Methods of genetic diagnostics have been developed for some forms of PPA. Primary progressive aphasia is differentiated with speech disorders and dementia caused by cerebrovascular diseases, neuroinfections, encephalopathies (uremic, hepatic, etc.), tumor processes, neurological disorders with vitamin B12 deficiency, Neumann-Pick type C disease, etc.
Treatment
Drug therapy
To date, no effective therapy has been proposed that can stop or significantly slow down the progression of PPA. We are talking about the possible stabilization of the condition and maintaining the quality of life. For symptomatic purposes
- NMDA antagonists are prescribed. Against the background of the use of memantine in patients with primary progressive aphasia, there is a moderate improvement in cognitive functions.
- Dopaminomimetics. Levodopa and bromocriptine are used both to eliminate the symptoms of parkinsonism and to overcome articulatory dyspraxia.
- Cholinesterase inhibitors. Drugs of this group reduce the severity of cognitive deficits, help control behavioral disorders, slow down the progression of dementia.

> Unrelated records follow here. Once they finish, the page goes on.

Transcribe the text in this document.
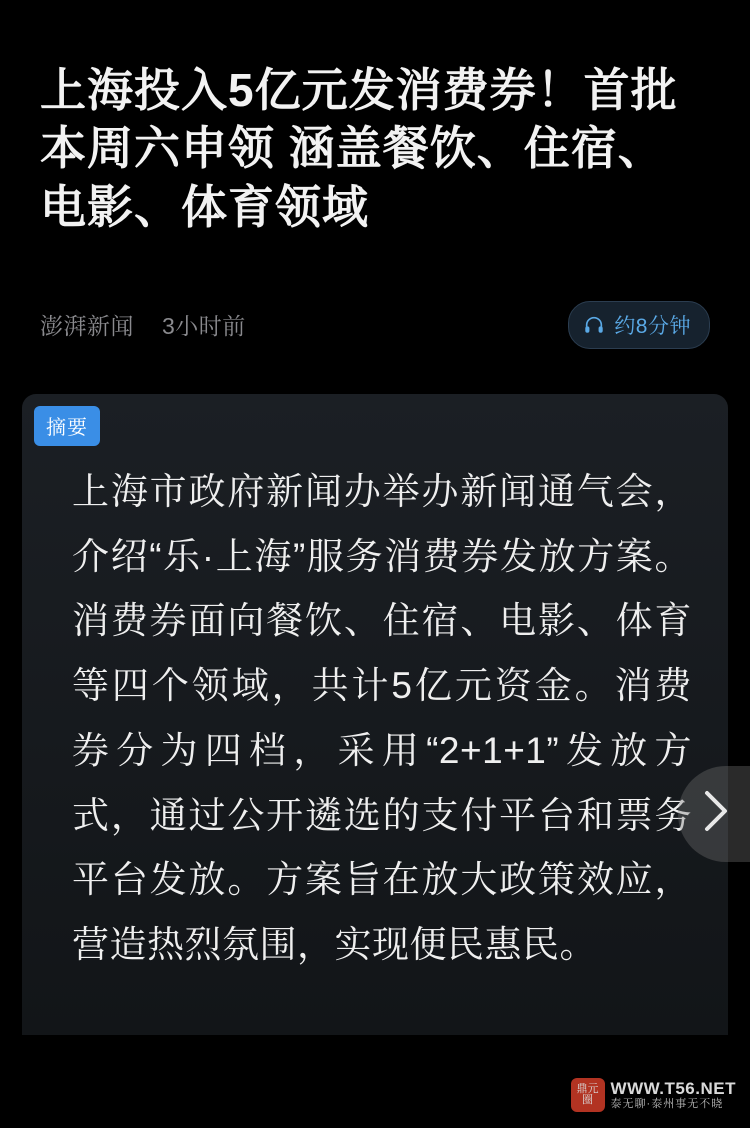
上海投入5亿元发消费券！首批本周六申领 涵盖餐饮、住宿、电影、体育领域
澎湃新闻 3小时前	约8分钟
摘要

上海市政府新闻办举办新闻通气会，介绍“乐·上海”服务消费券发放方案。消费券面向餐饮、住宿、电影、体育等四个领域，共计5亿元资金。消费券分为四档，采用“2+1+1”发放方式，通过公开遴选的支付平台和票务平台发放。方案旨在放大政策效应，营造热烈氛围，实现便民惠民。

鼎元
圈
WWW.T56.NET
泰无聊·泰州事无不晓
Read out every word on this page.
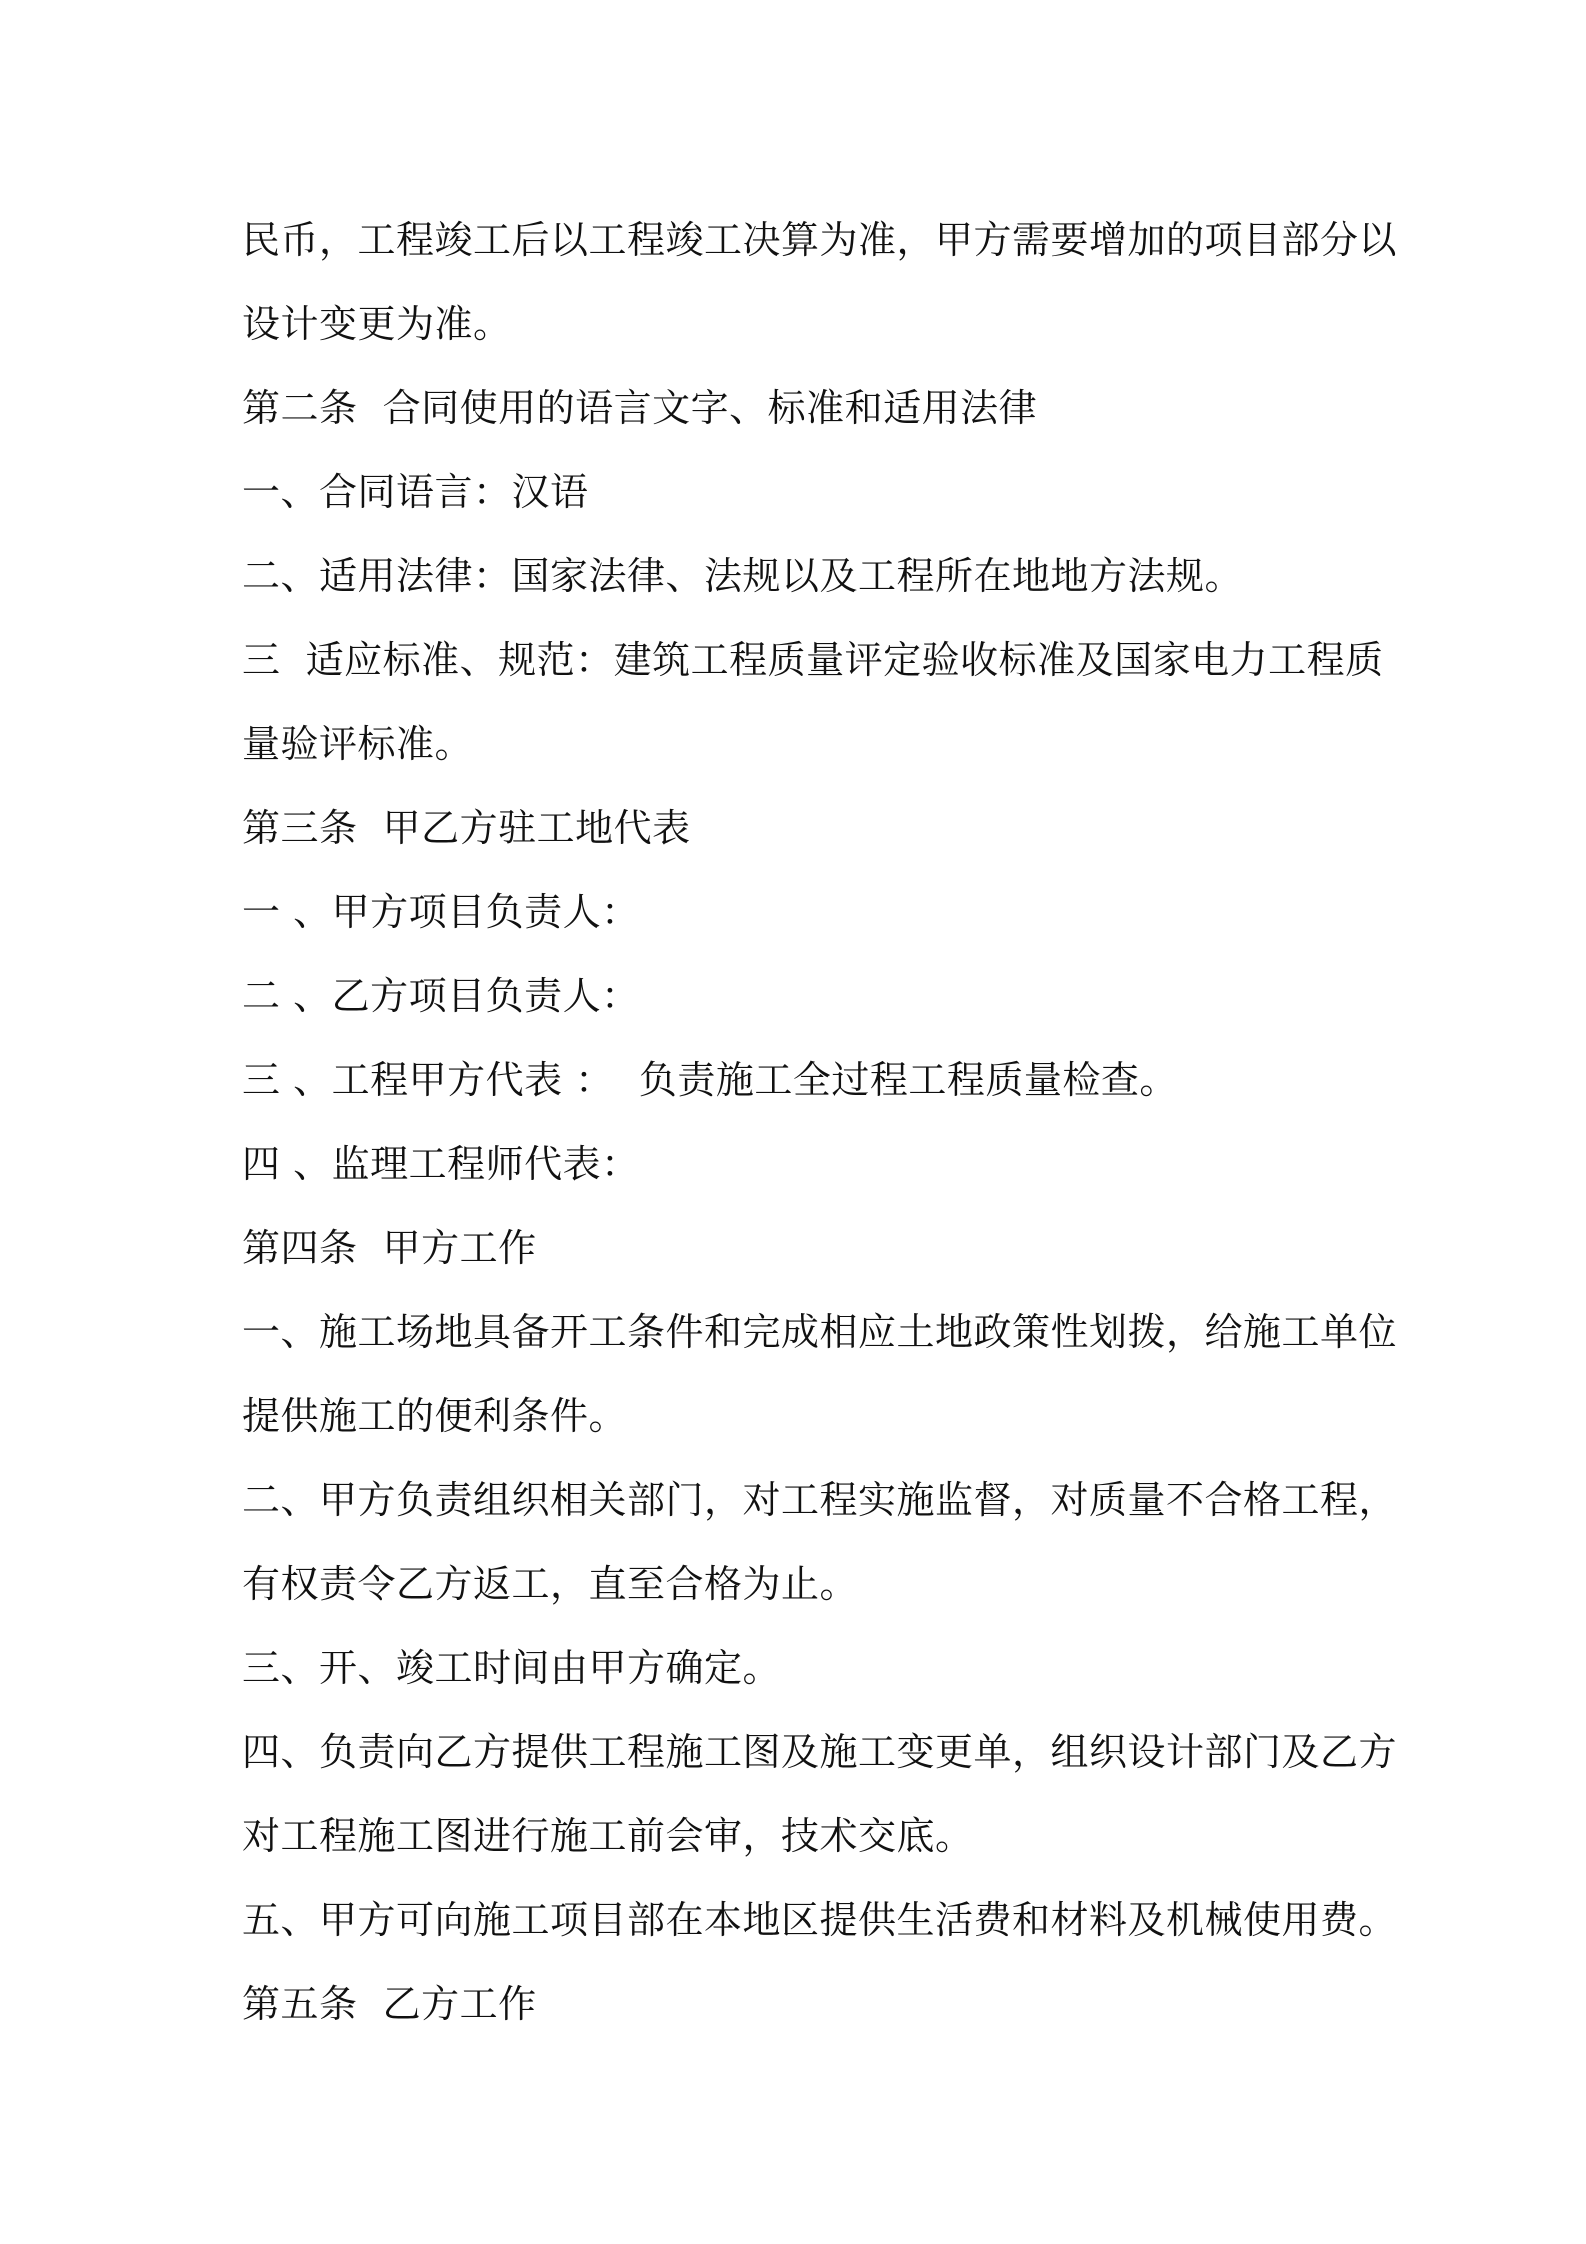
民币，工程竣工后以工程竣工决算为准，甲方需要增加的项目部分以

设计变更为准。

第二条  合同使用的语言文字、标准和适用法律

一、合同语言：汉语

二、适用法律：国家法律、法规以及工程所在地地方法规。

三  适应标准、规范：建筑工程质量评定验收标准及国家电力工程质

量验评标准。

第三条  甲乙方驻工地代表

一 、甲方项目负责人：

二 、乙方项目负责人：

三 、工程甲方代表 ：  负责施工全过程工程质量检查。

四 、监理工程师代表：

第四条  甲方工作

一、施工场地具备开工条件和完成相应土地政策性划拨，给施工单位

提供施工的便利条件。

二、甲方负责组织相关部门，对工程实施监督，对质量不合格工程，

有权责令乙方返工，直至合格为止。

三、开、竣工时间由甲方确定。

四、负责向乙方提供工程施工图及施工变更单，组织设计部门及乙方

对工程施工图进行施工前会审，技术交底。

五、甲方可向施工项目部在本地区提供生活费和材料及机械使用费。

第五条  乙方工作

- SSRIs. They are prescribed for the development of behavioral and affective disorders.
- Other drugs. A certain effect is given by long-term use of nootropic drugs. Correction of vitamin D deficiency is being carried out.
Logotherapy
Patients with PPA are shown systematic classes with a speech therapist-aphasiologist, psychologist. In the process of logotherapy, speech perception is improved, articulation difficulties are reduced, although in general these positive changes are insignificant and temporary. To compensate for language difficulties, special mobile applications, PECS cards can be used.
Prognosis and prevention
In general, the prognosis is characterized as unfavorable, since in all cases of primary progressive aphasia, an increase in aphasic disorders and dementia is recorded. The average life expectancy after diagnosis is 8-10 years.
Specific preventive measures have not been developed. As well as to prevent other types of dementia, it is recommended to eliminate possible risk factors (dyslipidemia, obesity), compensation for concomitant pathologies. Conducting active mental activity throughout life has a certain protective effect.